Pression familiale, culture de consommation immédiate, méconnaissance des produits financiers… Les obstacles sont nombreux.
Les trois recommandations du panel :
- Promouvoir la mobilisation de l’épargne à travers l’éducation financière.
- Intégrer l’éducation financière dans les programmes scolaires, dès le primaire.
- Développer des programmes adaptés aux populations à faibles revenus pour leur permettre de mieux planifier leur épargne.
Les panélistes ont d’ailleurs salué la campagne nationale menée dans les universités et les dix régions comme un modèle d’action concrète.

La synthèse
En clôture, M. Zambo-Zambo Francis, Sous-directeur des Stratégies à la Direction des Assurances, présente une synthèse des travaux.
Plusieurs recommandations générales ont été formulées, parmi lesquelles :
- ● Offrir des facilités fiscales sur les petits placements ;
- ● Développer le marché secondaire (BVMAC) pour dynamiser les obligations ;
- ● Assainir le secteur de la microfinance et simplifier les procédures d’ouverture de comptes ;
- ● Créer des produits d’épargne longue performants (retraite, assurance-vie) ;
- ● Lutter contre la corruption pour restaurer la confiance des épargnants ;
- ● Mettre en place une assurance dépôt accessible à tous ;
- ● Mieux comprendre et intégrer l’épargne informelle dans le circuit formel.
Ces recommandations constituent désormais une véritable feuille de route pour les acteurs de la finance camerounaise.

Discours de clôture : le travail ne fait que commencer
Pour clore cette journée, M. HAYATOU Sanda, représentant le Directeur Général du Trésor, de la Coopération Financière et Monétaire, rappelle avec gravité et optimisme :
La Journée Mondiale de l’Épargne 2025 s’achève, mais le travail ne fait que commencer.
»Il met en lumière les principaux enseignements :
- ● L’importance d’une épargne adaptée face à l’inflation,
- ● La nécessité de renforcer l’éducation financière, notamment auprès des jeunes,
- ● Et le rôle crucial de l’épargne dans la stabilité des ménages et le financement de l’économie.
L’épargne n’est pas une fin en soi, mais un formidable outil pour concrétiser nos projets, protéger nos proches et investir dans le développement soutenable de notre pays.
»Avant de conclure par un appel à l’action :
Ensemble, développons et préservons la culture de l’épargne.
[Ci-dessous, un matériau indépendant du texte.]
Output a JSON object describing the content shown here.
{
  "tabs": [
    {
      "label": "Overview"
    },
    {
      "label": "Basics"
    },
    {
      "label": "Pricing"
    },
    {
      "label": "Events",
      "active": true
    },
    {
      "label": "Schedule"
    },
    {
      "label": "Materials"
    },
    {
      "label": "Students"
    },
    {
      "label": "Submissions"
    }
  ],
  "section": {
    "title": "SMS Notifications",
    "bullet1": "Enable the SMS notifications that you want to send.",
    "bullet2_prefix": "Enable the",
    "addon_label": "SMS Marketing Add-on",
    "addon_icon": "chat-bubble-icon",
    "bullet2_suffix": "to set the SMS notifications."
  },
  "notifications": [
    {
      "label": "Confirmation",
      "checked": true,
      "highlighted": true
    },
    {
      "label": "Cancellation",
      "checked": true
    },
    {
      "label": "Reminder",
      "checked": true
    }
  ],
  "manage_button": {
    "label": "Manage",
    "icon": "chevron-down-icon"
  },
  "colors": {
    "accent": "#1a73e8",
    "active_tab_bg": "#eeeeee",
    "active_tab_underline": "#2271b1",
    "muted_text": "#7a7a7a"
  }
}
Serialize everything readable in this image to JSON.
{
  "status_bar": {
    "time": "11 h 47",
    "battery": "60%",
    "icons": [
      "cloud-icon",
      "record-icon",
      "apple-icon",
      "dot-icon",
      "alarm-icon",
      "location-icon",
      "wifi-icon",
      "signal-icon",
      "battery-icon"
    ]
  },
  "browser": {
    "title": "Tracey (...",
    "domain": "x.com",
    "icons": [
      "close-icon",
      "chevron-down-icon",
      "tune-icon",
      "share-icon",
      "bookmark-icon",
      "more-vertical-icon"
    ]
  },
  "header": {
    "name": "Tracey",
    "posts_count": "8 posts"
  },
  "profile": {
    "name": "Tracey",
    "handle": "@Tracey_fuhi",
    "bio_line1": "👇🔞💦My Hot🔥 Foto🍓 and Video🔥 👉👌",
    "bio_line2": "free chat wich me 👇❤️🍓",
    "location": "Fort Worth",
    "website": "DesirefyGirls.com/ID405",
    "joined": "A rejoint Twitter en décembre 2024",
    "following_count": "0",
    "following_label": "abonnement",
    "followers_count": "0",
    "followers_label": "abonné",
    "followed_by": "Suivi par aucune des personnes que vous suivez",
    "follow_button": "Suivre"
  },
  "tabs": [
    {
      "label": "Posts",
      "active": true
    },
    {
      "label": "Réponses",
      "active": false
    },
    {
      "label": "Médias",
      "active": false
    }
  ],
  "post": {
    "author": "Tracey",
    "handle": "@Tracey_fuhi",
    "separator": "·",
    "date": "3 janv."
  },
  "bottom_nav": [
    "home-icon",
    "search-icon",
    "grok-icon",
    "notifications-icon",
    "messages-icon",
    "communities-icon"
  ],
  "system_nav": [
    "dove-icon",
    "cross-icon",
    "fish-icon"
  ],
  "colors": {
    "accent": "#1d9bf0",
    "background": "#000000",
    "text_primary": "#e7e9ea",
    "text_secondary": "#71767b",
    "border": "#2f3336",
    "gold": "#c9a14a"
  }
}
Faisons de l’inclusion financière une priorité nationale.
»
Après la clôture : des échanges chaleureux et des promesses d’avenir
La journée s’est achevée dans une atmosphère conviviale. Autour d’un repas fraternel, participants, panélistes, organisateurs et partenaires ont poursuivi les échanges, partageant leurs impressions et leurs engagements pour la suite.
Le maître de cérémonie a clos la rencontre sur une note d’espoir :
Rendez-vous l’année prochaine, fin octobre, pour la deuxième édition de la Journée Mondiale de l’Épargne.
»Une journée s’achève, mais une nouvelle dynamique nationale vient de naître : celle d’un Cameroun qui croit en la puissance de l’épargne pour bâtir son avenir.